譚嘯天看著這一幕,嘴角不自覺上揚。
他不再多言,轉身回到那兩頂未搭建的帳篷前,深吸一口氣,手上的動作快到了極致。
第六頂帳篷,十八分鐘。
第七頂帳篷,十五分鐘。
當最後一根地釘被譚嘯天狠狠砸入土壤,最後一根防風繩被拉緊固定時,天邊最後一絲餘光也即將消失。
七頂帳篷,穩穩立在營地四方。
一頂雙人帳,六頂單人帳,呈半圓形環繞著中央的空地和水潭。
帳篷之間留出了足夠的通道,既保證了隱私,又方便互相照應。
每頂帳篷門口都鋪上了小地毯,門簾用掛鉤固定,整齊劃一。
中央的空地上,大地毯鋪得平整,折疊桌和凳子擺放有序。旁邊堆著整齊的柴火,鍋具洗淨晾在一旁,水桶裡盛滿了清澈的潭水。

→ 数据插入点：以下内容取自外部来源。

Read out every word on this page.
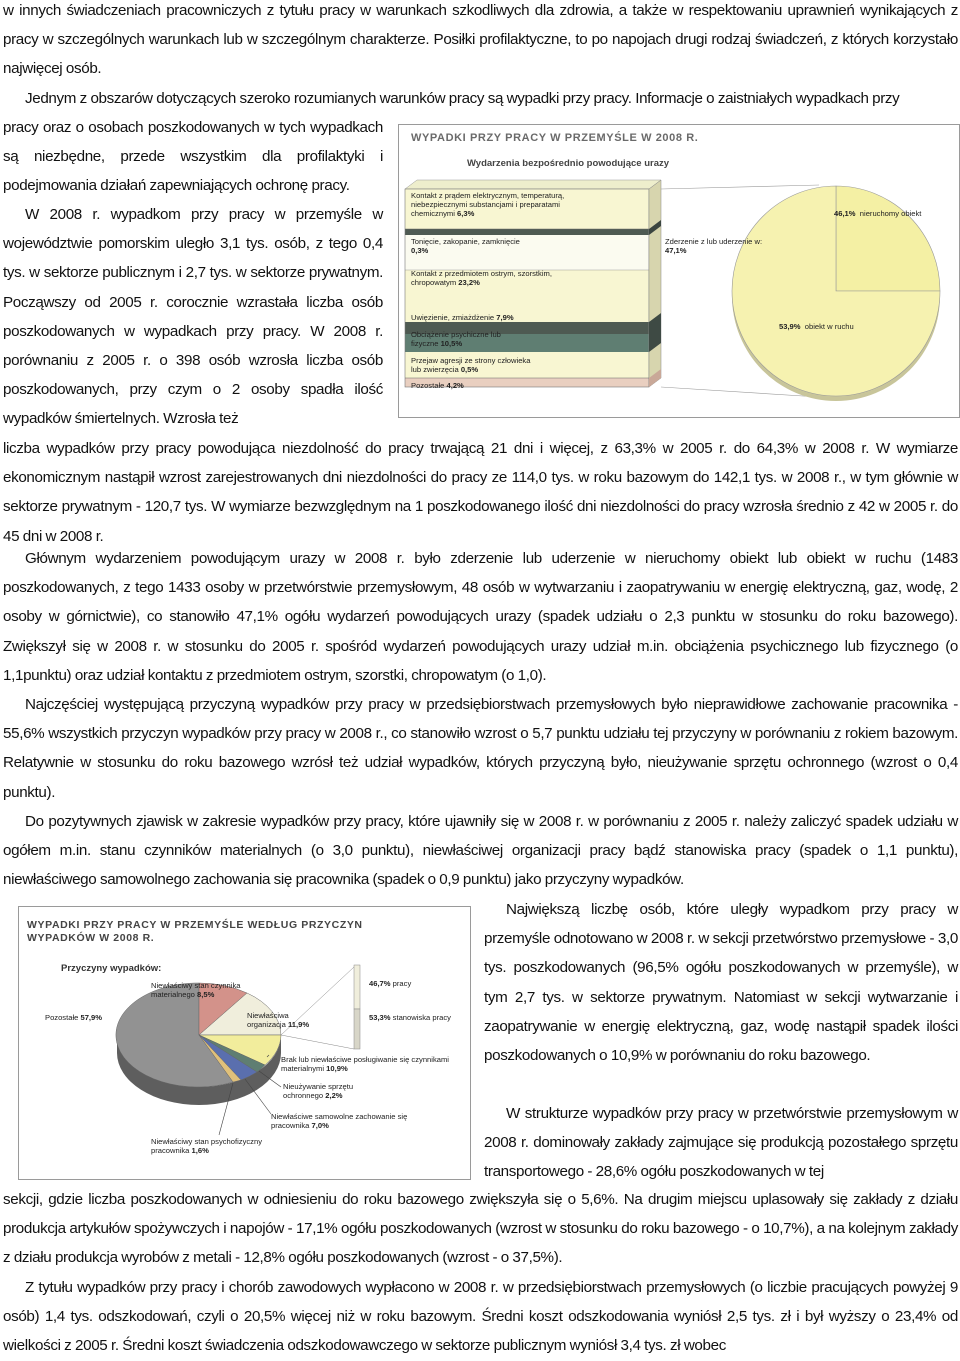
w innych świadczeniach pracowniczych z tytułu pracy w warunkach szkodliwych dla zdrowia, a także w respektowaniu uprawnień wynikających z pracy w szczególnych warunkach lub w szczególnym charakterze. Posiłki profilaktyczne, to po napojach drugi rodzaj świadczeń, z których korzystało najwięcej osób.

Jednym z obszarów dotyczących szeroko rozumianych warunków pracy są wypadki przy pracy. Informacje o zaistniałych wypadkach przy

pracy oraz o osobach poszkodowanych w tych wypadkach są niezbędne, przede wszystkim dla profilaktyki i podejmowania działań zapewniających ochronę pracy.

W 2008 r. wypadkom przy pracy w przemyśle w województwie pomorskim uległo 3,1 tys. osób, z tego 0,4 tys. w sektorze publicznym i 2,7 tys. w sektorze prywatnym. Począwszy od 2005 r. corocznie wzrastała liczba osób poszkodowanych w wypadkach przy pracy. W 2008 r. porównaniu z 2005 r. o 398 osób wzrosła liczba osób poszkodowanych, przy czym o 2 osoby spadła ilość wypadków śmiertelnych. Wzrosła też

liczba wypadków przy pracy powodująca niezdolność do pracy trwającą 21 dni i więcej, z 63,3% w 2005 r. do 64,3% w 2008 r. W wymiarze ekonomicznym nastąpił wzrost zarejestrowanych dni niezdolności do pracy ze 114,0 tys. w roku bazowym do 142,1 tys. w 2008 r., w tym głównie w sektorze prywatnym - 120,7 tys. W wymiarze bezwzględnym na 1 poszkodowanego ilość dni niezdolności do pracy wzrosła średnio z 42 w 2005 r. do 45 dni w 2008 r.

Głównym wydarzeniem powodującym urazy w 2008 r. było zderzenie lub uderzenie w nieruchomy obiekt lub obiekt w ruchu (1483 poszkodowanych, z tego 1433 osoby w przetwórstwie przemysłowym, 48 osób w wytwarzaniu i zaopatrywaniu w energię elektryczną, gaz, wodę, 2 osoby w górnictwie), co stanowiło 47,1% ogółu wydarzeń powodujących urazy (spadek udziału o 2,3 punktu w stosunku do roku bazowego). Zwiększył się w 2008 r. w stosunku do 2005 r. spośród wydarzeń powodujących urazy udział m.in. obciążenia psychicznego lub fizycznego (o 1,1punktu) oraz udział kontaktu z przedmiotem ostrym, szorstki, chropowatym (o 1,0).

Najczęściej występującą przyczyną wypadków przy pracy w przedsiębiorstwach przemysłowych było nieprawidłowe zachowanie pracownika - 55,6% wszystkich przyczyn wypadków przy pracy w 2008 r., co stanowiło wzrost o 5,7 punktu udziału tej przyczyny w porównaniu z rokiem bazowym. Relatywnie w stosunku do roku bazowego wzrósł też udział wypadków, których przyczyną było, nieużywanie sprzętu ochronnego (wzrost o 0,4 punktu).

Do pozytywnych zjawisk w zakresie wypadków przy pracy, które ujawniły się w 2008 r. w porównaniu z 2005 r. należy zaliczyć spadek udziału w ogółem m.in. stanu czynników materialnych (o 3,0 punktu), niewłaściwej organizacji pracy bądź stanowiska pracy (spadek o 1,1 punktu), niewłaściwego samowolnego zachowania się pracownika (spadek o 0,9 punktu) jako przyczyny wypadków.

Największą liczbę osób, które uległy wypadkom przy pracy w przemyśle odnotowano w 2008 r. w sekcji przetwórstwo przemysłowe - 3,0 tys. poszkodowanych (96,5% ogółu poszkodowanych w przemyśle), w tym 2,7 tys. w sektorze prywatnym. Natomiast w sekcji wytwarzanie i zaopatrywanie w energię elektryczną, gaz, wodę nastąpił spadek ilości poszkodowanych o 10,9% w porównaniu do roku bazowego.

W strukturze wypadków przy pracy w przetwórstwie przemysłowym w 2008 r. dominowały zakłady zajmujące się produkcją pozostałego sprzętu transportowego - 28,6% ogółu poszkodowanych w tej

sekcji, gdzie liczba poszkodowanych w odniesieniu do roku bazowego zwiększyła się o 5,6%. Na drugim miejscu uplasowały się zakłady z działu produkcja artykułów spożywczych i napojów - 17,1% ogółu poszkodowanych (wzrost w stosunku do roku bazowego - o 10,7%), a na kolejnym zakłady z działu produkcja wyrobów z metali - 12,8% ogółu poszkodowanych (wzrost - o 37,5%).

Z tytułu wypadków przy pracy i chorób zawodowych wypłacono w 2008 r. w przedsiębiorstwach przemysłowych (o liczbie pracujących powyżej 9 osób) 1,4 tys. odszkodowań, czyli o 20,5% więcej niż w roku bazowym. Średni koszt odszkodowania wyniósł 2,5 tys. zł i był wyższy o 23,4% od wielkości z 2005 r. Średni koszt świadczenia odszkodowawczego w sektorze publicznym wyniósł 3,4 tys. zł wobec

WYPADKI PRZY PRACY W PRZEMYŚLE W 2008 R.
Wydarzenia bezpośrednio powodujące urazy
Kontakt z prądem elektrycznym, temperaturą, niebezpiecznymi substancjami i preparatami chemicznymi 6,3%
Tonięcie, zakopanie, zamknięcie 0,3%
Kontakt z przedmiotem ostrym, szorstkim, chropowatym 23,2%
Uwięzienie, zmiażdżenie 7,9%
Obciążenie psychiczne lub fizyczne 10,5%
Przejaw agresji ze strony człowieka lub zwierzęcia 0,5%
Pozostałe 4,2%
Zderzenie z lub uderzenie w: 47,1%
46,1% nieruchomy obiekt
53,9% obiekt w ruchu
WYPADKI PRZY PRACY W PRZEMYŚLE WEDŁUG PRZYCZYN
WYPADKÓW W 2008 R.
Przyczyny wypadków:
Pozostałe 57,9%
Niewłaściwy stan czynnika materialnego 8,5%
Niewłaściwa organizacja 11,9%
Brak lub niewłaściwe posługiwanie się czynnikami materialnymi 10,9%
Nieużywanie sprzętu ochronnego 2,2%
Niewłaściwe samowolne zachowanie się pracownika 7,0%
Niewłaściwy stan psychofizyczny pracownika 1,6%
46,7% pracy
53,3% stanowiska pracy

整個營地,從一片荒蕪的空地,變成了一個溫馨舒適的臨時家園。
許清歡看著眼前的景象,喃喃道“我們……我們真的在深山裡造了個家……”
林詩瑤也紅了眼眶。她從未想過,在遠離城市的深山老林裡,能擁有這樣一個溫暖整潔的落腳點。
陳媽擦了擦手,露出欣慰的笑容“姑爺真能乾。”
許國強拄著杖,環顧四周,滿意地點頭“不錯,布局合理,安全周到。”
小青已經興奮地在一頂帳篷門口探頭探腦,想看看晚上睡哪兒。
蘇清淺站在營地中央,目光從一頂帳篷移到另一頂帳篷,最後落在那個滿身塵土、汗流浹背的男人身上。
夕陽的最後一抹金輝照在他臉上,勾勒出堅毅的輪廓。
他的衝鋒衣沾滿了泥土和草屑,雙手因為長時間用力而微微發抖,額頭的汗水在月光下閃著光。
但他站在那兒,背脊挺直,像一座山。
譚嘯天長長地、深深地吐出一口氣。
這口氣憋了大半天,從選營地時的謹慎,到開路時的艱難,再到搭帳篷時的爭分奪秒。
現在,終於可以鬆開了。
他環顧自己親手搭建的營地四頂牢固的帳篷,齊全的生活設施,充足的柴火和水源,還有這群雖然疲憊但安全無虞的家人。
所有人都不會露宿荒野了。
所有人都能在寒冷的山夜裡,有一個遮風擋雨、溫暖舒適的安身之所。
“終於……好了。”譚嘯天低聲說,聲音裡透著難以掩飾的疲憊,但更多的是如釋重負的輕鬆。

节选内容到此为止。